Как мы цинично орем о том, что вот в авангарде у нас рабочий класс, человек труда. На Урале, где я жил, можно называть все рабочие города подряд. Чусовой уже охарактеризовал. Дальше — Лысьва. Наверное, известна вам по плитам и утюгам. Потом идет Губаха — коксохимическое производство. Кызыл — центр угольного бассейна. Затем Березняки — химическая промышленность… Целая корзина вреднейших производств. И ничьи города так не обирают, не изничтожают, как вот эти, исконно пролетарские. Всюду смог, выбросы ядов в атмосферу, несоблюдение элементарных правил безопасности. И сегодня, впрочем, модное слово „экология“ не очень нас выручает.
А как жили? В Чусовом пассажирский автобус появился через 12 лет после войны.
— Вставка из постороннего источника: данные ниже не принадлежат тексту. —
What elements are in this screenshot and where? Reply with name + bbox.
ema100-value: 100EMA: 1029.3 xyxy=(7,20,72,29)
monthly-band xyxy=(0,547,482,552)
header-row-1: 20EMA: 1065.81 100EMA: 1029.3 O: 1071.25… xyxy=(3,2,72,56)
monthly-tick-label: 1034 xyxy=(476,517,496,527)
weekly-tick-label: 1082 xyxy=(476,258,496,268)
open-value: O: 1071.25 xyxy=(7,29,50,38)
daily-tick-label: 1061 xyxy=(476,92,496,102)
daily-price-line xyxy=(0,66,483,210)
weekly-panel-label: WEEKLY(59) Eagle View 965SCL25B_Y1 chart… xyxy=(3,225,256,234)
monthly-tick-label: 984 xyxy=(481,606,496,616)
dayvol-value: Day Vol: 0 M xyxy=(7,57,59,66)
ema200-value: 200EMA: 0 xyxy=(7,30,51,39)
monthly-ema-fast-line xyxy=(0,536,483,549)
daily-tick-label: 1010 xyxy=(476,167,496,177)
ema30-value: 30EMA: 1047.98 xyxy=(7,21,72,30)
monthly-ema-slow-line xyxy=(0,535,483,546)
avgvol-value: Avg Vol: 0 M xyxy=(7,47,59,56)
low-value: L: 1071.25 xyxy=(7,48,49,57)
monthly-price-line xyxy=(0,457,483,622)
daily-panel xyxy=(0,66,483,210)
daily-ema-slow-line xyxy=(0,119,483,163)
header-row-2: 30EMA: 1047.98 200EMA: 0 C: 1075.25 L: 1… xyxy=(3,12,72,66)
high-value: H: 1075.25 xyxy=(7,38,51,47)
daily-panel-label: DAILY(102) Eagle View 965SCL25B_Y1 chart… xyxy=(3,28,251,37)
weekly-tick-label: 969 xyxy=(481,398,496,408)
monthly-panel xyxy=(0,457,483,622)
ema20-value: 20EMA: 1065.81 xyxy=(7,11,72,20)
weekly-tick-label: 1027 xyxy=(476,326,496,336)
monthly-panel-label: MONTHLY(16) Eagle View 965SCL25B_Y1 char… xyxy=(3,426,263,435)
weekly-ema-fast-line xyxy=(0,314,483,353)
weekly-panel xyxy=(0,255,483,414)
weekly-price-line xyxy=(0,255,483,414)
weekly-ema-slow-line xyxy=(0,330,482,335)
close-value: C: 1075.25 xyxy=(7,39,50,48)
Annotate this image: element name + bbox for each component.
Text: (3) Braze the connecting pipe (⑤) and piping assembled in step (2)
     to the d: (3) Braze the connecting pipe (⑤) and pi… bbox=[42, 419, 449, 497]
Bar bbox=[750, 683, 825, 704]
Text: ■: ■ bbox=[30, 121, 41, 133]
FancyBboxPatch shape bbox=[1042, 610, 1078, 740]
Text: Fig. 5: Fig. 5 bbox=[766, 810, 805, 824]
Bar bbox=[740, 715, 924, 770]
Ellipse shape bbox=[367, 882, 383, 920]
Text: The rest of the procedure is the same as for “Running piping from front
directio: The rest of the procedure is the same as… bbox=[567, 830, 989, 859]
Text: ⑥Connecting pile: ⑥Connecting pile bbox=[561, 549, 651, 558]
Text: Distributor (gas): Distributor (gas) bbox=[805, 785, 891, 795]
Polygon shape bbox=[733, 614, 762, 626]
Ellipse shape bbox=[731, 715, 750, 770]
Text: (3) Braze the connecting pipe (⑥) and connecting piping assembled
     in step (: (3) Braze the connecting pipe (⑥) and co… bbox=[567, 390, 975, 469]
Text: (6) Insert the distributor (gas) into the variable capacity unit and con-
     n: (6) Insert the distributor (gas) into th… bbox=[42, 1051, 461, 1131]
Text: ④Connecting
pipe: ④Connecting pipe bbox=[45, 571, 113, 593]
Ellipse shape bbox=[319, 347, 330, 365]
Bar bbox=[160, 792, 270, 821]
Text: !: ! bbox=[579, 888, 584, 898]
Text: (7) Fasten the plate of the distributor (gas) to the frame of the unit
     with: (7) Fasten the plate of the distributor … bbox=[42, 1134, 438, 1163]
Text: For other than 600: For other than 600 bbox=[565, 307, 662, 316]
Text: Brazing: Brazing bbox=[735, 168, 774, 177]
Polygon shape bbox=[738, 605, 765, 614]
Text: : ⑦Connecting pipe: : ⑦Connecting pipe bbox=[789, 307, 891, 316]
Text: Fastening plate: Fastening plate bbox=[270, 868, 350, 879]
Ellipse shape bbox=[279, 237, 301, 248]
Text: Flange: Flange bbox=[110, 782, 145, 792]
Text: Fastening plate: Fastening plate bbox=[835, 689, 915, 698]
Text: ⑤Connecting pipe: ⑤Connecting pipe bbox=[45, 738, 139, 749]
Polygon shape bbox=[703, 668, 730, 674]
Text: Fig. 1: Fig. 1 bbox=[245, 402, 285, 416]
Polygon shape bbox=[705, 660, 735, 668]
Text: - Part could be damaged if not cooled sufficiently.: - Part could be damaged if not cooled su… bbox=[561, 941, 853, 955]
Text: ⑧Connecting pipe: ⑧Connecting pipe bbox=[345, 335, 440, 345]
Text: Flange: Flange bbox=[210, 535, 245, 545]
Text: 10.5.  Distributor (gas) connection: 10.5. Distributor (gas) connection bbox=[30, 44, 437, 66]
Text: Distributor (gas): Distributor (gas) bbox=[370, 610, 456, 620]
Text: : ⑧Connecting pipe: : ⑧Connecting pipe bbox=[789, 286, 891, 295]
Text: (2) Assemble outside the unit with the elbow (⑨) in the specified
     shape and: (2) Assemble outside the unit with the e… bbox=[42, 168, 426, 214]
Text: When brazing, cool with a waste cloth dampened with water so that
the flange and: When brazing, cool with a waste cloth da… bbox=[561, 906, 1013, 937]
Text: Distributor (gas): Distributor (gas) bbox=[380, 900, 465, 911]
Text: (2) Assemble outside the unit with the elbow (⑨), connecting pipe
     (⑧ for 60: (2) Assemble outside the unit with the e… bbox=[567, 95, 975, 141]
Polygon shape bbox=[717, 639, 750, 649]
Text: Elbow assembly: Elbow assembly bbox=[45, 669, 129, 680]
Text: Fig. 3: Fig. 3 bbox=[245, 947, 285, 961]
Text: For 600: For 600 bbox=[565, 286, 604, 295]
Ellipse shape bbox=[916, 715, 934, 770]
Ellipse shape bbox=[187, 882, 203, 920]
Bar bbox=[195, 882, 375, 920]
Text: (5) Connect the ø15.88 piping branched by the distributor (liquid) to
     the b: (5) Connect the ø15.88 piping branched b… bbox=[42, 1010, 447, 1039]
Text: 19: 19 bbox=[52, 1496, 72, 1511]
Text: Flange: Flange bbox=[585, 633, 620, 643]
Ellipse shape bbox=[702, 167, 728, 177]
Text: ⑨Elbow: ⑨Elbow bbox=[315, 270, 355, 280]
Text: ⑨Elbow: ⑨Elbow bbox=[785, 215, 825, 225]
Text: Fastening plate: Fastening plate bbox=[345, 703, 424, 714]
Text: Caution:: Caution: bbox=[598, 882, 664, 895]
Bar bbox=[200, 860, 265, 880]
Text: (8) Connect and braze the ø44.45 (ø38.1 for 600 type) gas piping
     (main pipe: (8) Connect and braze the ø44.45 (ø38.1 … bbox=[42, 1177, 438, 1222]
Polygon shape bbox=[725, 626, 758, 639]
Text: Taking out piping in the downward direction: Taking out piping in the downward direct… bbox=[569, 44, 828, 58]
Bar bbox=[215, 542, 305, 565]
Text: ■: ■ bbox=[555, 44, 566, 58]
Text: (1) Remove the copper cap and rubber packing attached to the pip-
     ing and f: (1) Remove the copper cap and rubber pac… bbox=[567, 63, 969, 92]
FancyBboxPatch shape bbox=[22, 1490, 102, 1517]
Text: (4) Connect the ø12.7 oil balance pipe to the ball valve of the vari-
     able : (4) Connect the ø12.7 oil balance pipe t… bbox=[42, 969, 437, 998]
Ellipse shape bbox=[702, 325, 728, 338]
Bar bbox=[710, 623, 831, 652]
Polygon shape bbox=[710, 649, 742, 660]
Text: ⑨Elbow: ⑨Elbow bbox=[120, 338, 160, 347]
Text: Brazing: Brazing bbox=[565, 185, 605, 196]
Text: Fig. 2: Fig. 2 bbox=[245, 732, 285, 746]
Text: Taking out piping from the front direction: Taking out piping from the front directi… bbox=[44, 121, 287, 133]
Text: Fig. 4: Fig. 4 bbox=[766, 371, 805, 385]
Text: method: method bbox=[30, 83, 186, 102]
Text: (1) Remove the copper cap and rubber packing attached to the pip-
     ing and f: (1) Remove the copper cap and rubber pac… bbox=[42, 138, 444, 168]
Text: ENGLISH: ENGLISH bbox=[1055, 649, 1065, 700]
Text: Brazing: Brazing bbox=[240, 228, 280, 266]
Дом культуры металлургов строили так долго — лет восемнадцать, что сразу же после сдачи потребовался капитальный ремонт. В центре города стояла какая-то каркасная баня, на описание аварий и происшествий в ней мы, наверное, истратили тонну бумаги. Не раз случалось, что там стена вываливалась, и голый, моющийся народ во всей красе представал перед изумленными прохожими.
В такой вот атмосфере прошла послевоенная запоздалая молодость. Но не скажу, что эти годы — самые худые. С вашей юностью я, конечно, свою не сравниваю. Уже тогда народ люто пил, всякие штуки, включая поножовщину, устраивал.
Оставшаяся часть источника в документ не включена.